New on LowEndTalk? Please Register and read our Community Rules.
All new Registrations are manually reviewed and approved, so a short delay after registration may occur before your account becomes active.
All new Registrations are manually reviewed and approved, so a short delay after registration may occur before your account becomes active.
Intel "Downfall” attack CVE-2022-40982
Another day, another vulnerability. Not going to make this a wall of text post since the dedi site for it explained it better.
https://downfall.page/
Comments
here we go again
just prey to the hacker gods they don't smite you today
https://cve.mitre.org/cgi-bin/cvename.cgi?name=CVE-2022-40982
Creation date of the CVE was last fall.
Affected 6th to 11th gen
Debian sid latest intel microcode update is dated 20230512 and for "undisclosed security issue" but tagged as urgency=medium. Does the author got to wait for manufacturer to release patch for the embargo to end before making this public?

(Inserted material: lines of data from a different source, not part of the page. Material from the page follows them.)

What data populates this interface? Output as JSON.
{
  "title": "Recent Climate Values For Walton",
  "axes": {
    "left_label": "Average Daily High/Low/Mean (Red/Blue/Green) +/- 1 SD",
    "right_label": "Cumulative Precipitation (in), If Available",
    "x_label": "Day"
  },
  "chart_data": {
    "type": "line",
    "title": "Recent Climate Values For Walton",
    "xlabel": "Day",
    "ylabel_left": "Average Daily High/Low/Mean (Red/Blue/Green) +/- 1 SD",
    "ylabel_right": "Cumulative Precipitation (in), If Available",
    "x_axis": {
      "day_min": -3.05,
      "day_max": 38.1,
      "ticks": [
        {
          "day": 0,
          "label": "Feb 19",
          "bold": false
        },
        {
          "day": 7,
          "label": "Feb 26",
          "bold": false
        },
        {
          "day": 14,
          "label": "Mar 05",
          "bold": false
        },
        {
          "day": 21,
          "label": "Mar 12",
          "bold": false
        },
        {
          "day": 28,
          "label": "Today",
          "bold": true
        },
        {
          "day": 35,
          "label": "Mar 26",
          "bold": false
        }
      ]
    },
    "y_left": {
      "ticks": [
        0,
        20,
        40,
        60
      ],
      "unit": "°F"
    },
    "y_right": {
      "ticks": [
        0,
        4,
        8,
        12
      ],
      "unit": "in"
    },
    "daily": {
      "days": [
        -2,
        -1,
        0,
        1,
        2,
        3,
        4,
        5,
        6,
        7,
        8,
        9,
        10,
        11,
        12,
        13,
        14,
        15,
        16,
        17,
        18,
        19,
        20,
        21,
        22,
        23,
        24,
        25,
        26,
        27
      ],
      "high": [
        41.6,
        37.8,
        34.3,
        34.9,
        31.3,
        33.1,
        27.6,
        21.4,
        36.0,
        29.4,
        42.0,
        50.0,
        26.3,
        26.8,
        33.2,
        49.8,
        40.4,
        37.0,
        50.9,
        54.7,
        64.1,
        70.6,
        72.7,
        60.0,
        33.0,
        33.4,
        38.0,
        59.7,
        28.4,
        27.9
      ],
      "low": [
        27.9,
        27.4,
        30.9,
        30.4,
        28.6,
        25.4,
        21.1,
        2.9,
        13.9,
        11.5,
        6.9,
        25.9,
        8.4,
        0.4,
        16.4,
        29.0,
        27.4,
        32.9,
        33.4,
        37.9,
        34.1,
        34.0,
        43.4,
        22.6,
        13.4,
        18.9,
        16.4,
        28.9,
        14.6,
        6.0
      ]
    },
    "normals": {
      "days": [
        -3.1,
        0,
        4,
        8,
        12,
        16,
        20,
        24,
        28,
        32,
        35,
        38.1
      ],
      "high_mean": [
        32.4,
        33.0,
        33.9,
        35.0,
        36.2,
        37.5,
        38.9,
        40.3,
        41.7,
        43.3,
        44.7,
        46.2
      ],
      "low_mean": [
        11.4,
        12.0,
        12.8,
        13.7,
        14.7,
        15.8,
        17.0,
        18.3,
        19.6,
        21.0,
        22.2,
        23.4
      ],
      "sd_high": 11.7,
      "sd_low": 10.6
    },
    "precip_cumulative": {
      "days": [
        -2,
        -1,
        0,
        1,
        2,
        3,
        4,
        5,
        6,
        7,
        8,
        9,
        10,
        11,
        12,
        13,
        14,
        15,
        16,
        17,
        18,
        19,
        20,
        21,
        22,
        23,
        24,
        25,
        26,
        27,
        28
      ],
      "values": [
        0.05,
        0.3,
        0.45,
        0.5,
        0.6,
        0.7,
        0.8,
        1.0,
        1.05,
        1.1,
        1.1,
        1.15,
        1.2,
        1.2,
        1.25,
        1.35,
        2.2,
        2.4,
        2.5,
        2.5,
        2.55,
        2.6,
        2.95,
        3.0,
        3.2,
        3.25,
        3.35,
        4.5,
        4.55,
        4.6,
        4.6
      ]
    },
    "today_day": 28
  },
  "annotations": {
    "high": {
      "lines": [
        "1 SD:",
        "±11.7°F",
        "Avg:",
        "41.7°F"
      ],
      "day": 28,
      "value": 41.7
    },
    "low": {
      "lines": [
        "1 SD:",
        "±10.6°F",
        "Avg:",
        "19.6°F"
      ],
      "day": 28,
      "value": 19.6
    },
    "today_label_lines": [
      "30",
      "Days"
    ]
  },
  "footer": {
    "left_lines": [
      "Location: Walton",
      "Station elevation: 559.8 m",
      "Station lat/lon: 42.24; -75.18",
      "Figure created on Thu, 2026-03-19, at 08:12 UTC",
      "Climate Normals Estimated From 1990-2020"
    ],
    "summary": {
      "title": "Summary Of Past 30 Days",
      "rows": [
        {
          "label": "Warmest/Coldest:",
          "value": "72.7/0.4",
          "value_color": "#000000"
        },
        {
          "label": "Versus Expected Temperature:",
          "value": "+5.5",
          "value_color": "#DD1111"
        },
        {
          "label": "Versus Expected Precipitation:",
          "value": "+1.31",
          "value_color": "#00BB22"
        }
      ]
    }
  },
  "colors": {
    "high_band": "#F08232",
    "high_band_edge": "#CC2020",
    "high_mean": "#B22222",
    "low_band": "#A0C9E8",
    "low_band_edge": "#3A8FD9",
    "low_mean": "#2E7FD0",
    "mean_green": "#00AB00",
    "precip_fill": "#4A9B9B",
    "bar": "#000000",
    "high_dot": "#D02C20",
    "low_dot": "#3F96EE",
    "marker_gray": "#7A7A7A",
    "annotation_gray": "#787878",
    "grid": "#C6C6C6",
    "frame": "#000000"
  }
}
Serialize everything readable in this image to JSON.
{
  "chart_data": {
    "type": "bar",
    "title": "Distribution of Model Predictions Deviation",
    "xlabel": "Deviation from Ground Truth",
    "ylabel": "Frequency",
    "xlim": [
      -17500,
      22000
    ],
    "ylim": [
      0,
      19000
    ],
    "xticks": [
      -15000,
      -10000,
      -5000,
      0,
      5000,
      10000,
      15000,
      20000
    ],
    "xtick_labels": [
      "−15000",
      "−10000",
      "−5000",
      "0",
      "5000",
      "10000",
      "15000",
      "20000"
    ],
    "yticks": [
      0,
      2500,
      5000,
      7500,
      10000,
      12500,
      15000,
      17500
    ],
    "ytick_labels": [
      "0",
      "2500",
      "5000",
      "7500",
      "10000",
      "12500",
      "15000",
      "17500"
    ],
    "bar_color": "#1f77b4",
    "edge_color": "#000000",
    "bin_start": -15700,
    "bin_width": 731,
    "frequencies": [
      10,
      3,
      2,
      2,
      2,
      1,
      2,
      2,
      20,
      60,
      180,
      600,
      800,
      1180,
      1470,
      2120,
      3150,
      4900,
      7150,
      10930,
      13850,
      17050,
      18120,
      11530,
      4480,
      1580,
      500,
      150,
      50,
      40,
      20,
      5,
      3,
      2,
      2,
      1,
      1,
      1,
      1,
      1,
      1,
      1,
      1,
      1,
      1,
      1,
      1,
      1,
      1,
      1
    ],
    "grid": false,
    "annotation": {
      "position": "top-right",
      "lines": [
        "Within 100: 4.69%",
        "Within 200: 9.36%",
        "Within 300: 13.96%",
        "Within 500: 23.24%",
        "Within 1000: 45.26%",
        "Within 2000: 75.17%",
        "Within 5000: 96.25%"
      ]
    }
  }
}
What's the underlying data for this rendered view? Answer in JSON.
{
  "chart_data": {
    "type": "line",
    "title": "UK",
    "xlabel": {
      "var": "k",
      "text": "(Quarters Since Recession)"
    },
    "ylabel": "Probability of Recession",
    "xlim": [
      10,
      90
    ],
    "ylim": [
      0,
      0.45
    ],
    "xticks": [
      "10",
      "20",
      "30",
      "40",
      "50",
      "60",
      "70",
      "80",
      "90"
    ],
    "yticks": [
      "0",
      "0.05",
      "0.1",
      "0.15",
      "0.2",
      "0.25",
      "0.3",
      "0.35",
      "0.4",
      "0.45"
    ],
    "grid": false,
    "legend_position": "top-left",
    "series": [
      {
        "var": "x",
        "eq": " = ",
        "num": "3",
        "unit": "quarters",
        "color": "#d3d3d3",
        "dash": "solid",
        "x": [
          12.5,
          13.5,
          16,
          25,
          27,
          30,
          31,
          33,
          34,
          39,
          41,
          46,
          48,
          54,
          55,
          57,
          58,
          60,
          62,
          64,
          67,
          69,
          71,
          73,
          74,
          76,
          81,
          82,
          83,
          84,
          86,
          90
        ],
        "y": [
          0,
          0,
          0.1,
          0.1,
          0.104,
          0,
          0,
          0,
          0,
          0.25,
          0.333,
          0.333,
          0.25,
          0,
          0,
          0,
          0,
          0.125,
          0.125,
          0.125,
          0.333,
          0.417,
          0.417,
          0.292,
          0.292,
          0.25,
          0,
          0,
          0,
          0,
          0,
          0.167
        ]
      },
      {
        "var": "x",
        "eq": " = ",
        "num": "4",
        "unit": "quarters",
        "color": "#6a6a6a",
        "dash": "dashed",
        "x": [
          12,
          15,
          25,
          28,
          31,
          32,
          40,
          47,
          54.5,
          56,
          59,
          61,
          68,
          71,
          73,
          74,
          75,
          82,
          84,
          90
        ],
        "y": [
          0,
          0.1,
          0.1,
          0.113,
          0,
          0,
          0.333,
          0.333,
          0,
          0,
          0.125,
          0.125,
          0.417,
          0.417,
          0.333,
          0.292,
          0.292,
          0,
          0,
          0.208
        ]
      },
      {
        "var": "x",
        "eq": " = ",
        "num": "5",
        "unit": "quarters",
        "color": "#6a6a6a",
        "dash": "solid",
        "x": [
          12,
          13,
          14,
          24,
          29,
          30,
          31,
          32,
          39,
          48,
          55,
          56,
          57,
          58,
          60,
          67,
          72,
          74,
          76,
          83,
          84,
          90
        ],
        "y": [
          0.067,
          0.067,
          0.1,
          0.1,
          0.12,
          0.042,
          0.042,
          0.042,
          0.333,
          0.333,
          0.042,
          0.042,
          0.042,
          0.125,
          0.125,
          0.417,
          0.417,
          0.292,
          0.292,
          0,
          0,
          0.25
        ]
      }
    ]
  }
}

https://metadata.ftp-master.debian.org/changelogs//non-free-firmware/i/intel-microcode/intel-microcode_3.20230512.1_changelog
[Q] How did you create the logo?
[A] I used the DALL·E 2 AI system to create the logo.
It was fun imagining a guy being tasked to design a cool logo for a vulnerability, not anymore I guess. Gone are those days.
Not "does have to" but it's normal practice. It seems that "hackers must not know about it!" is considered more critically important than "normal users should know about it!". Also, coincidence, coincidence, this practice just so happens to make the giants happier, i.e. the real culprits.
To avoid misunderstandings: Downfall is worse and more dangerous than most other major clusterf#cks (like e.g. 'Falldown').
Oh, and: intel's plaster weighs very heavy on performance. Up to about 50%.
Once again, big words and loud shouts, but in practice - 0 impact on average Joe.
Average "I have nothing to hide"?
From downfall description:
Nope. Just real world experience. I have hundreds of VPS across multiple providers with ranging CPUs from E3 to EPYC. No problems regarding stealing data. Let alone banking details... What the fuck. Do you allow strangers on your own linux desktop PC? All these vulns do not bother average Joe in low end world. Heck, even in a medium end world.
In big corpos, yes, there is valuable data to steal and crackers probably will invest time into this.
Does anyone experienced first hand direct damage for any previous Intel/AMD CPU vulns?
I think you just didn't get the point. Hacker don't need physical access, they only need to convince a victim to run some binary. And as far as I know, even this process got automated. So hackers do not spend much time on that attacks, as well as they do not try to target someone specific.
If you think this is not common - you are lucky or clever enough to not run such software.
However information stealer malware is pretty common, unfortunately. There are plenty of bank details entries got sold each day on shady blackhat forums as well as credentials for personal accounts that does not have anything valuable such as government secrets or anything.
Such vulnerabilities makes it much easier for hackers to steal data and not trigger anything like UAC on Windows systems or do not require running under root on Linux systems.
Patch finally being pushed into debian repo
https://metadata.ftp-master.debian.org/changelogs//non-free-firmware/i/intel-microcode/intel-microcode_3.20230808.1_changelog
Lucky intel to be able to patch this via microcode update.
Dies anybody know how this is handled for stable? Any updates incoming?
Intel has fixed this bug. It's called: Fixed the bug that the old device was too smooth.